Martin McTague, national chair of the Federation of Small Businesses (FSB), had the following views.
- We’ve got a Budget that on energy helps households but not small firms. On business taxes, it spends £27b extra on big businesses, arguing that small businesses are already catered for. This will leave to a feeling of being left behind instead of being considered equal partners in economic recovery – trickledown economics here simply does not work.
Emma McClarkin, chief executive of the British Beer & Pub Association had the following views.
- This budget was a make-or-break moment for pubs and brewers who have been running out of road for too long, and whilst the Chancellor’s efforts to support our pubs and breweries are welcome, we look forward to seeing how the “Brexit Pubs Guarantee” will deliver for our sector.
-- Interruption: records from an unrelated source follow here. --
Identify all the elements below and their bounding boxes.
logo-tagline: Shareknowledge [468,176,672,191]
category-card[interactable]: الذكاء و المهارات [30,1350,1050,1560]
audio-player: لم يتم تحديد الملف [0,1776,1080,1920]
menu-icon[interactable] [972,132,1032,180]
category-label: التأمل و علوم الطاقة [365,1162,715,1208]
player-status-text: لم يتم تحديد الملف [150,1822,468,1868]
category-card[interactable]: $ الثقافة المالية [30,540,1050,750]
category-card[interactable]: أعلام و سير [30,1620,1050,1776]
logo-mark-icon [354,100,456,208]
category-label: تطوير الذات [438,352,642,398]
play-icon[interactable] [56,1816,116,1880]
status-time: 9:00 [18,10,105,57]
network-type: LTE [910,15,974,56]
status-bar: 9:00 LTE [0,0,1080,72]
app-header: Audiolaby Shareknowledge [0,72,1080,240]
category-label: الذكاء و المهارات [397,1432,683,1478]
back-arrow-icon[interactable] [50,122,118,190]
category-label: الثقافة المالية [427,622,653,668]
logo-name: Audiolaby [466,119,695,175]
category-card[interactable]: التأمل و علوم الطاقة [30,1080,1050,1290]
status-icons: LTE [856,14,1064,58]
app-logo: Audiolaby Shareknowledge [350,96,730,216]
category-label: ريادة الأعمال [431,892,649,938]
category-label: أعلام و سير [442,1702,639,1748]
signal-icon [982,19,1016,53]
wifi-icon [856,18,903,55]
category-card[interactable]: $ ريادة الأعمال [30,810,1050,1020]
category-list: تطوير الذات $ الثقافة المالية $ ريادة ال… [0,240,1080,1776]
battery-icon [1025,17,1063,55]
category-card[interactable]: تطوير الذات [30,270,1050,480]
- The cut to draught duty as part of the alcohol duty reform is positive and we hope it will result in a boost for our pubs this summer.
- However, the fact is, our industry will be facing an overall tax hike, not a reduction come August. Duty on non-draught beer will rise and the measures introduced today won’t rebalance the catastrophic impact soaring inflation and unfair energy contracts are having on pubs and the breweries that supply them.